We Shouldn’t Dismiss Layla Moran’s Confession About Slapping Her Boyfriend – Violence Against Men Is Real

We know that any form of domestic violence is abhorrent, so does a woman slapping a man round the face still have connotations of humour?

Layla Moran

by Marisa Bate |
Updated on

Last weekend, Layla Moran, Liberal Democrat MP for Oxford West and Abingdon, released a statement on twitter admitting that during a party conference in Glasgow in 2013, she had slapped her then-partner as they were having a row over a computer cable, claiming she felt “threatened”. She was arrested but charges were dropped. She goes on to say her and her ex have “moved on and forgiven each other”.

Underneath Moran’s statement, the following exchange took place: “I admire you candour and courage in addressing this”, wrote one woman, “this should be an end to the matter”. A man then responded: “Would you say the same if she was a man?”

And therein lies the reason that this incident, despite taking place nearly six years ago, has exploded on the internet and caused my back to arch like a cat walking on broken glass. How do we talk about violence against men in such a way that supports male victims but still acknowledges that violence against women and girls around the globe is a much more common, historical and culturally systematic issue?

Well, we can start by saying that any intimate partner violence is abhorrent. One third of domestic abuse victims are men, and according to the BBC, “Police in England and Wales recorded 149,248 incidents in 2017 - more than double the number reported in 2012”. I mentioned the incident to a friend “I 100% know women who have slapped their partners when they are drunk” she writes. I think of my female friend who used to throw crockey in fits of rage. If a man had done that to her, I would have told her it was a red flag and a very serious storm of abuse and control was on its way. Yet I didn’t say that to her because she is a woman. I listened and made us another cup of tea.

Moran hints that she felt “threatened” - a passing insinuation that it was an act of self-defense. After all, it would be naive to ignore the reality that men are often bigger and stronger, and the threat is often a very real one. But a woman slapping a man around the face often has connotations of humour; think of EastEnders or Dallas.

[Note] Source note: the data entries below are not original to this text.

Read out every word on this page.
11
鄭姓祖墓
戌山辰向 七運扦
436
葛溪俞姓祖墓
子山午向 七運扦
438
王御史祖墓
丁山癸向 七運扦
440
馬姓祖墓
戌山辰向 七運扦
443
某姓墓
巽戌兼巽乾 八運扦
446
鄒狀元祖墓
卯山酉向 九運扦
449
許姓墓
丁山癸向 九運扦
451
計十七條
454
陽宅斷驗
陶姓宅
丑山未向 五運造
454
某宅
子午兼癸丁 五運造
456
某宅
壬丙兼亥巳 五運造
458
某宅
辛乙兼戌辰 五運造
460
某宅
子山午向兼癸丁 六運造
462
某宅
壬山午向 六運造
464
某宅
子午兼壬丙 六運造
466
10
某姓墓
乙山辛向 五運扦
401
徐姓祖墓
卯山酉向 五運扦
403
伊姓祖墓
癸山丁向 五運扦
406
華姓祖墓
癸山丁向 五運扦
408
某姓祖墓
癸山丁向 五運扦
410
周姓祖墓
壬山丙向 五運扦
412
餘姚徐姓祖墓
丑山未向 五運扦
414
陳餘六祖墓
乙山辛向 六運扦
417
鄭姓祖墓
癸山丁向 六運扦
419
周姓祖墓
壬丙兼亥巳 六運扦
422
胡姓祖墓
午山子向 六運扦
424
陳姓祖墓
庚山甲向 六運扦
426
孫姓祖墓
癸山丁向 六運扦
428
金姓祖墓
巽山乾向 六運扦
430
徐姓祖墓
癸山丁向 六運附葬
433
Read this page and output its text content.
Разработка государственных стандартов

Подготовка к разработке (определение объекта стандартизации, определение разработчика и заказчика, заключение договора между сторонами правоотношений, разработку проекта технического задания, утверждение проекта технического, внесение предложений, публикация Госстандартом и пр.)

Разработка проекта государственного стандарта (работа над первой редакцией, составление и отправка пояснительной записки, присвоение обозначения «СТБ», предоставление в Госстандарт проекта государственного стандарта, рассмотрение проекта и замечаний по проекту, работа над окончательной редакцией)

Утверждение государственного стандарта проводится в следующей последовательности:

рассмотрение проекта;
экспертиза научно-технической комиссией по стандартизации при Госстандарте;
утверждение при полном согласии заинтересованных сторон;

There’s a high-octane, almost pantomime-like drama; the man normally “deserves” it, the scorned woman huffs off. Even among those of us who would like to think of ourselves as progressive, we have deep-rooted notions of masculinity, such as a woman can’t really hurt a man, a man can “take it”, men aren’t vulnerable. These messages are harmful and need to be exposed as what they are; gender stereotypes that are no good for anyone. We have to start by believing men can be victims in order to respond to them as such.

And yet, to suggest that this is a crime that takes place in equal measure, irrespective of gender, is to ignore the facts. It is to ignore that two women die every week in this country at the hands of a former or current male partner; it it to ignore that 7.9% of women in the UK will experience violence compared to 4.25% of men. It is to ignore women are four times more likely to have experienced sexual assault by a partner, and female victims of abuse are more likely to experience other types of abuse also, such as emotional or economic. And even with these statistics highlighting the extent of the issue, there are endless cases in which the police and the criminal justice system routinely fail women over and over again. Just last week The Centre for Women’s Justicesubmitted a super-complaint to HM Inspectorate of Constabulary for failures to protect victims of rape and abuse. This isn’t a game of one upmanship; violence is an epidemic that is killing women routinely and we have to try to understand it in order to prevent it.

The disproportionate levels of violence towards women and girls also paints a bigger picture of a woman's place in society. Whilst I don’t doubt that women are abusers, too, hell bent on control and able to cause huge emotional and psychological damage if they so wish, women exist in a society which is fundamentally not on their side; underrepresented and underpaid, they still burdened with the majority of domestic and caring duties. Women’s lack of economic, social and cultural power makes them vulnerable. And in this way, the violence against them historically has been accepted, overlooked, ignored, in some cases inevitable. Remember when we called white vest ‘wifebeaters’? Remember when police didn’t respond to calls because it was “a domestic”? Only recently was the video game called Rape Day, which users were encouraged to commit sexual assault to progress, removed. We are constantly bombarded with a messaging that normalises violence and sexual violence against women on a scale that we simply don’t see with men. Violence against women is a terrible crime that isn’t just between two individuals but is also a symptomatic expression of men’s power in society.

Layla Moran’s confession is important because violence against men is real, and it needs to be taken seriously. Perhaps, also, the growing numbers of men reporting the crime suggests thanks to a more tolerant and open-minded society, men feel they can admit what has been happening to them behind closed doors. Yet this conversation can not be used to undermine the efforts that prevent violence against women or in anyway belittle the reality that this is a gendered crime. There’s far too much at stake.